Ratu Adil by Sartono Kartodirdjo
Ratu Adil
          Fenomena munculnya ideologi Ratu Adil sebenarnya akibat dari proses perubahan sosial yang terjadi di masyarakat, terkhusus di Jawa. Ratu Adil digambarkan sebagai sang juru selamat yang akan membawa kemakmuran bagi negeri. Gerakan ini berkembang pesat pada pertengahan abad 19 hingga pertengahan abad 20.
          Sartono Kartodirdjo sangat detail menjelaskan berbagai macam peristiwa yang bergejolak yang berasal dari kelompok keagamaan ini. Peristiwa tersebut adakalanya murni karena ketidakadilan atas herarki sosial-ekonomi yang ada dimasyarakat, benturan pemahamaan antar ideologi yang berujung pada protes aksi hingga perang sabil, ataupun dibumbui dengan berbagai macam mitos, legenda, primbon, atau ramalan yang bercampur dengan kepercayaan lokal (baca: abangan) tentang datangnya sang juru selamat (millenarianisme).

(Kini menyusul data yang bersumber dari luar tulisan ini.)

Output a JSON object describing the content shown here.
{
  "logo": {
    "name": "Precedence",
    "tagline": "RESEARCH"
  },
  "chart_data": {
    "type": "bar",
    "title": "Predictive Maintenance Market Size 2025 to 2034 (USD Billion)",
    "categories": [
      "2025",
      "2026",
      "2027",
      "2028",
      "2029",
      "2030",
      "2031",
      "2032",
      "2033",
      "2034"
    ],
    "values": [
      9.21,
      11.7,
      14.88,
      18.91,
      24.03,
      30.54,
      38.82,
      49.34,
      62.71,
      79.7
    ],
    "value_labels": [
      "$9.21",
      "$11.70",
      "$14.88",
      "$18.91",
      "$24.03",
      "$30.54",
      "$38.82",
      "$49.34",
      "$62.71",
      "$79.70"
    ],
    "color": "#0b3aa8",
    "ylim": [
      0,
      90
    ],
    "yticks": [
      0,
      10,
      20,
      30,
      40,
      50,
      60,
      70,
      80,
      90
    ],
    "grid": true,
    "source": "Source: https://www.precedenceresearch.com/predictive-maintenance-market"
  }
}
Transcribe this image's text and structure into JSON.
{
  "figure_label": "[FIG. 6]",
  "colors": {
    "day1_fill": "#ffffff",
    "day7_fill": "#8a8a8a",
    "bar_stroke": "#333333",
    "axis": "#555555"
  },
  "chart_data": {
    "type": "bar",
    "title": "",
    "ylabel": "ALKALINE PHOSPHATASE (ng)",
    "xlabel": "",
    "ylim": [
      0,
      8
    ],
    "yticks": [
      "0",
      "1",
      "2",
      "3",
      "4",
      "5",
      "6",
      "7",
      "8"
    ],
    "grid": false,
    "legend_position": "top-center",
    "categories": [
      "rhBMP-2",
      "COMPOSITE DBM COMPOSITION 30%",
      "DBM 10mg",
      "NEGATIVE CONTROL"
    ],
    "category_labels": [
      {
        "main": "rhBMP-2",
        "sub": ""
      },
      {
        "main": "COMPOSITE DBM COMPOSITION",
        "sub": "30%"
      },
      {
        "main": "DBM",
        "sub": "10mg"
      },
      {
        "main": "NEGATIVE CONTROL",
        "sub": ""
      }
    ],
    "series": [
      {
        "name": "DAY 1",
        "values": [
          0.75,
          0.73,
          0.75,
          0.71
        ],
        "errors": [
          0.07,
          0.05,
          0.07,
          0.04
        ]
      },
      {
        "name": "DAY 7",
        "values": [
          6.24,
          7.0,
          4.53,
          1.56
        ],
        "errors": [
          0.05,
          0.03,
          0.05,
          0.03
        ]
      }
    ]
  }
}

         Tidak mudah untuk menilai gerakan ratu adil (mesianisme) dari berbagai tempat di Jawa, karena memiliki motif dan sebab yang khas yang mendasari munculnya ideologi tersebut. Namun jika dilihat lebih mendalam, setidaknya ada tiga persamaan dari gerakan Ratu Adil ini, yaitu watak pemimpin, pola ideologi, dan sistem kepercayaan.
      Pemimpin gerakan Ratu Adil biasanya melegitimasi dirinya sendiri sebagai pembawa wahyu, prophet, orang suci, kyai, ataupun mengaku keturunan dari nama-nama besar kerajaan zaman Hindu-Buddha, katakanlah prabu Brawijaya ataupun Siliwangi. Pemimpin ini tidak muncul secara tiba-tiba, namun melewati proses yang panjang dalam mempengaruhi masyarakat sekitar. Seperti keahlian menyembuhkan berbagai macam penyakit, kebal terhadap benda tajam, ataupun mempunyai jimat-jimat yang dipercaya mempunyai kekuatas magis (magic mysticalism). Setelah itu, barulah sang tokoh mengaku dirinya sebagai Mesias atau juru selamat. Masyarakat dengan mudah akan percaya, terlebih sang Mesias meramalkan bahwa hanya pengikutnyalah yang akan selamat dari kebobrokan yang terjadi dihari kemudian.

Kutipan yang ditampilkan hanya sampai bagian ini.